Jonsen aún contenía la risa cuando llegó a cubierta. Pero allí sus presentimientos recomenzaron con redoblada fuerza. ¡Podía sentir aquel barco de guerra al pairo, en la oscuridad, esperando la ocasión propicia! Por quincuagésima vez trepó por los flechastes y se instaló en su puesto de observación desojándose para, en resumidas cuentas, no ver nada.

Mirando a cubierta distinguió una figurita blanca —Emily— saltando a la patita coja y dando vueltas de campana. Pero al instante desvió su atención de ella.

De repente su vista, ya cansadísima, captó una mancha más oscura que el mar. Para cerciorarse varió repetidas veces la dirección de su mirada, volviéndola siempre al lugar de su descubrimiento. Allí seguía, a babor; imposible tener la seguridad… pero… Jonsen se descolgó por los obenques como una exhalación; parecía un muchacho… Al caer en la cubierta como un rayo, asustó terriblemente a Emily; ella ignoraba que Jonsen estuviese arriba. Pero él se asustó tanto como ella.

—¡Hace tanto calor ahí abajo…! —empezó a decir Emily—. No puedo dormir…

—¡A la bodega! —rugió Jonsen fuera de sí—. ¡No se te ocurra volver a subir! ¡Y no dejes salir a ninguno de los otros hasta que yo te diga!

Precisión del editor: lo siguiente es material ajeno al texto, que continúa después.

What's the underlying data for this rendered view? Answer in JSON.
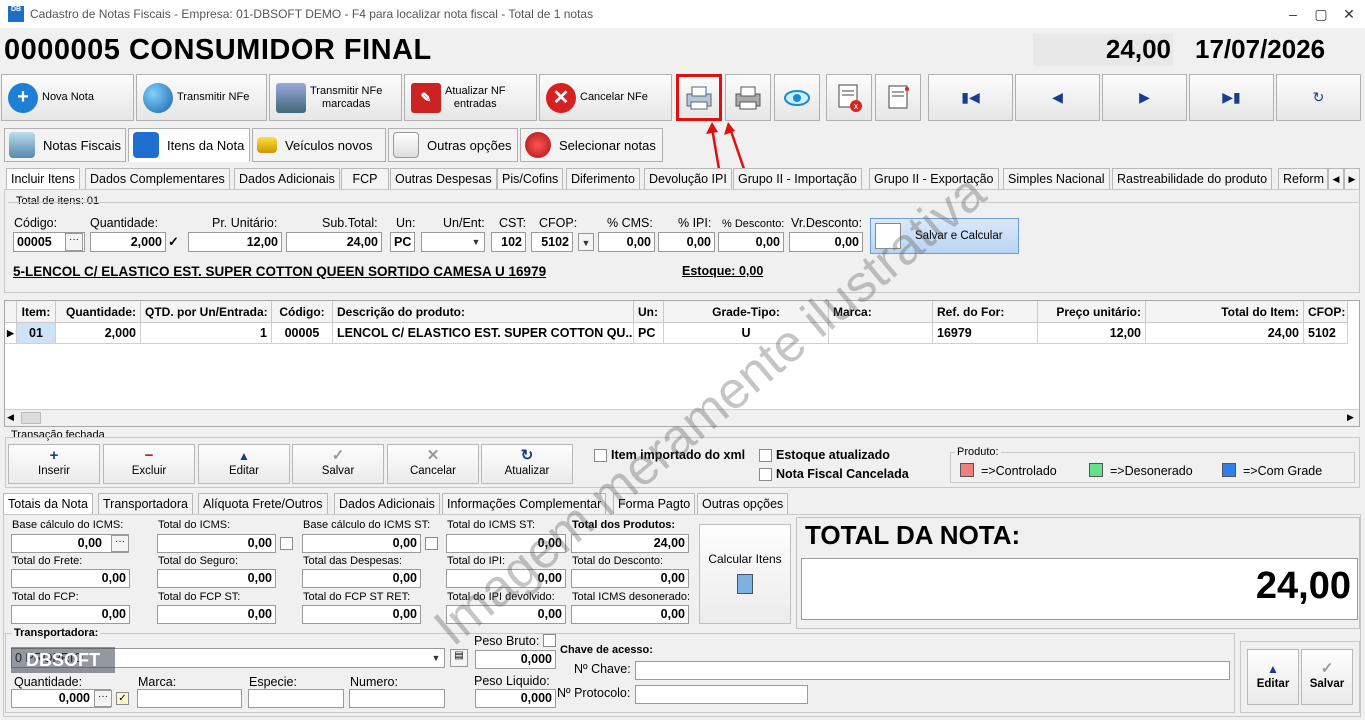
{
  "window": {
    "title": "Cadastro de Notas Fiscais - Empresa: 01-DBSOFT DEMO - F4 para localizar nota fiscal - Total de 1 notas",
    "app_icon": "DB"
  },
  "header": {
    "nota_title": "0000005 CONSUMIDOR FINAL",
    "total": "24,00",
    "date": "17/07/2026"
  },
  "toolbar": {
    "nova_nota": "Nova Nota",
    "transmitir": "Transmitir NFe",
    "transmitir_marcadas_1": "Transmitir NFe",
    "transmitir_marcadas_2": "marcadas",
    "atualizar_1": "Atualizar NF",
    "atualizar_2": "entradas",
    "cancelar": "Cancelar NFe"
  },
  "main_tabs": [
    "Notas Fiscais",
    "Itens da Nota",
    "Veículos novos",
    "Outras opções",
    "Selecionar notas"
  ],
  "sub_tabs": [
    "Incluir Itens",
    "Dados Complementares",
    "Dados Adicionais",
    "FCP",
    "Outras Despesas",
    "Pis/Cofins",
    "Diferimento",
    "Devolução IPI",
    "Grupo II - Importação",
    "Grupo II - Exportação",
    "Simples Nacional",
    "Rastreabilidade do produto",
    "Reform"
  ],
  "incluir": {
    "total_itens": "Total de itens: 01",
    "labels": {
      "codigo": "Código:",
      "quantidade": "Quantidade:",
      "pr_unitario": "Pr. Unitário:",
      "sub_total": "Sub.Total:",
      "un": "Un:",
      "un_ent": "Un/Ent:",
      "cst": "CST:",
      "cfop": "CFOP:",
      "p_cms": "% CMS:",
      "p_ipi": "% IPI:",
      "p_desconto": "% Desconto:",
      "vr_desconto": "Vr.Desconto:"
    },
    "values": {
      "codigo": "00005",
      "quantidade": "2,000",
      "pr_unitario": "12,00",
      "sub_total": "24,00",
      "un": "PC",
      "un_ent": "",
      "cst": "102",
      "cfop": "5102",
      "p_cms": "0,00",
      "p_ipi": "0,00",
      "p_desconto": "0,00",
      "vr_desconto": "0,00"
    },
    "salvar_calcular": "Salvar e Calcular",
    "produto_desc": "5-LENCOL C/ ELASTICO EST. SUPER COTTON QUEEN SORTIDO CAMESA U 16979",
    "estoque": "Estoque: 0,00"
  },
  "grid": {
    "headers": [
      "Item:",
      "Quantidade:",
      "QTD. por Un/Entrada:",
      "Código:",
      "Descrição do produto:",
      "Un:",
      "Grade-Tipo:",
      "Marca:",
      "Ref. do For:",
      "Preço unitário:",
      "Total do Item:",
      "CFOP:"
    ],
    "row": [
      "01",
      "2,000",
      "1",
      "00005",
      "LENCOL C/ ELASTICO EST. SUPER COTTON QU...",
      "PC",
      "U",
      "",
      "16979",
      "12,00",
      "24,00",
      "5102"
    ]
  },
  "actions": {
    "group_label": "Transação fechada",
    "inserir": "Inserir",
    "excluir": "Excluir",
    "editar": "Editar",
    "salvar": "Salvar",
    "cancelar": "Cancelar",
    "atualizar": "Atualizar",
    "item_importado": "Item importado do xml",
    "estoque_atualizado": "Estoque atualizado",
    "nf_cancelada": "Nota Fiscal Cancelada"
  },
  "legend": {
    "title": "Produto:",
    "items": [
      {
        "label": "=>Controlado",
        "color": "#f08080"
      },
      {
        "label": "=>Desonerado",
        "color": "#66e08a"
      },
      {
        "label": "=>Com Grade",
        "color": "#2f7fe8"
      }
    ]
  },
  "bottom_tabs": [
    "Totais da Nota",
    "Transportadora",
    "Alíquota Frete/Outros",
    "Dados Adicionais",
    "Informações Complementar",
    "Forma Pagto",
    "Outras opções"
  ],
  "totais": {
    "base_icms": {
      "label": "Base cálculo do ICMS:",
      "value": "0,00"
    },
    "total_icms": {
      "label": "Total do ICMS:",
      "value": "0,00"
    },
    "base_icms_st": {
      "label": "Base cálculo do ICMS ST:",
      "value": "0,00"
    },
    "total_icms_st": {
      "label": "Total do ICMS ST:",
      "value": "0,00"
    },
    "total_produtos": {
      "label": "Total dos Produtos:",
      "value": "24,00"
    },
    "total_frete": {
      "label": "Total do Frete:",
      "value": "0,00"
    },
    "total_seguro": {
      "label": "Total do Seguro:",
      "value": "0,00"
    },
    "total_despesas": {
      "label": "Total das Despesas:",
      "value": "0,00"
    },
    "total_ipi": {
      "label": "Total do IPI:",
      "value": "0,00"
    },
    "total_desconto": {
      "label": "Total do Desconto:",
      "value": "0,00"
    },
    "total_fcp": {
      "label": "Total do FCP:",
      "value": "0,00"
    },
    "total_fcp_st": {
      "label": "Total do FCP ST:",
      "value": "0,00"
    },
    "total_fcp_st_ret": {
      "label": "Total do FCP ST RET:",
      "value": "0,00"
    },
    "total_ipi_dev": {
      "label": "Total do IPI devolvido:",
      "value": "0,00"
    },
    "total_icms_des": {
      "label": "Total ICMS desonerado:",
      "value": "0,00"
    },
    "calcular_itens": "Calcular Itens",
    "total_nota_label": "TOTAL DA NOTA:",
    "total_nota": "24,00"
  },
  "transp": {
    "label": "Transportadora:",
    "value": "0 PROPRIO",
    "quantidade_label": "Quantidade:",
    "quantidade": "0,000",
    "marca_label": "Marca:",
    "especie_label": "Especie:",
    "numero_label": "Numero:",
    "peso_bruto_label": "Peso Bruto:",
    "peso_bruto": "0,000",
    "peso_liquido_label": "Peso Liquido:",
    "peso_liquido": "0,000",
    "chave_label": "Chave de acesso:",
    "n_chave": "Nº Chave:",
    "n_protocolo": "Nº Protocolo:",
    "editar": "Editar",
    "salvar": "Salvar"
  },
  "watermark": "Imagem meramente ilustrativa",
  "logo": "DBSOFT"
}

Emily, por completo aterrada, se dejó caer por la escala lo más rápido que pudo y se arrebujó en la manta: en parte, porque había cogido frío en las desnudas piernas, pero ante todo porque así se sentía más segura. ¿Qué había hecho? ¿Qué ocurría? Apenas se había acostado cuando oyó sobre cubierta multitud de pasos apresurados. Los cuarteles de las escotillas fueron cerrados precipitadamente. En la bodega se hizo una profunda oscuridad. A Emily le parecía que aquella negrura se balanceaba sobre ella. No tenía a nadie al alcance de su mano, y no se atrevía a moverse ni un centímetro. Todos los demás estaban dormidos.

Jonsen reunió en cubierta a todos sus hombres. En absoluto silencio se acodaron a la barandilla. La mancha se iba haciendo más visible; parecía más próxima y más pequeña de lo que Jonsen creyera en un principio. Esperaron oír el ruido de los remos. Pero no; se acercaba silenciosamente.

De pronto la tuvieron encima, arañando el costado del velero y derivando hacia popa. Era un tronco de árbol, arrancado y llevado hasta el mar por alguna riada, y enmarañado de algas.

A pesar de esto, ordenó a toda la tripulación que permaneciese en cubierta hasta el amanecer. Lo obedecieron de buena gana. Sabían que no era incompetente. Solía hacer lo oportuno… Y si daba la impresión de embrollarse en cualquier caso de apuro, era por su costumbre de alborotar en los casos difíciles.

Aunque había ahora tantos ojos vigilando, no se dio ninguna otra señal de alarma.

Pero cuando empezó a vislumbrarse el pálido anticipo del alba, se tensaron los nervios de todos hasta parecer a punto de estallar. La luz, en rápido aumento, les descubriría su sino de un momento a otro.

Ahora bien, hasta que no se hizo por completo de día, Jonsen no se convenció de que no había por allí ningún barco de guerra.

A decir verdad, el barco en cuestión había hundido sus velas más altas en el horizonte menos de una hora después de haber sido visto desde la goleta por primera vez.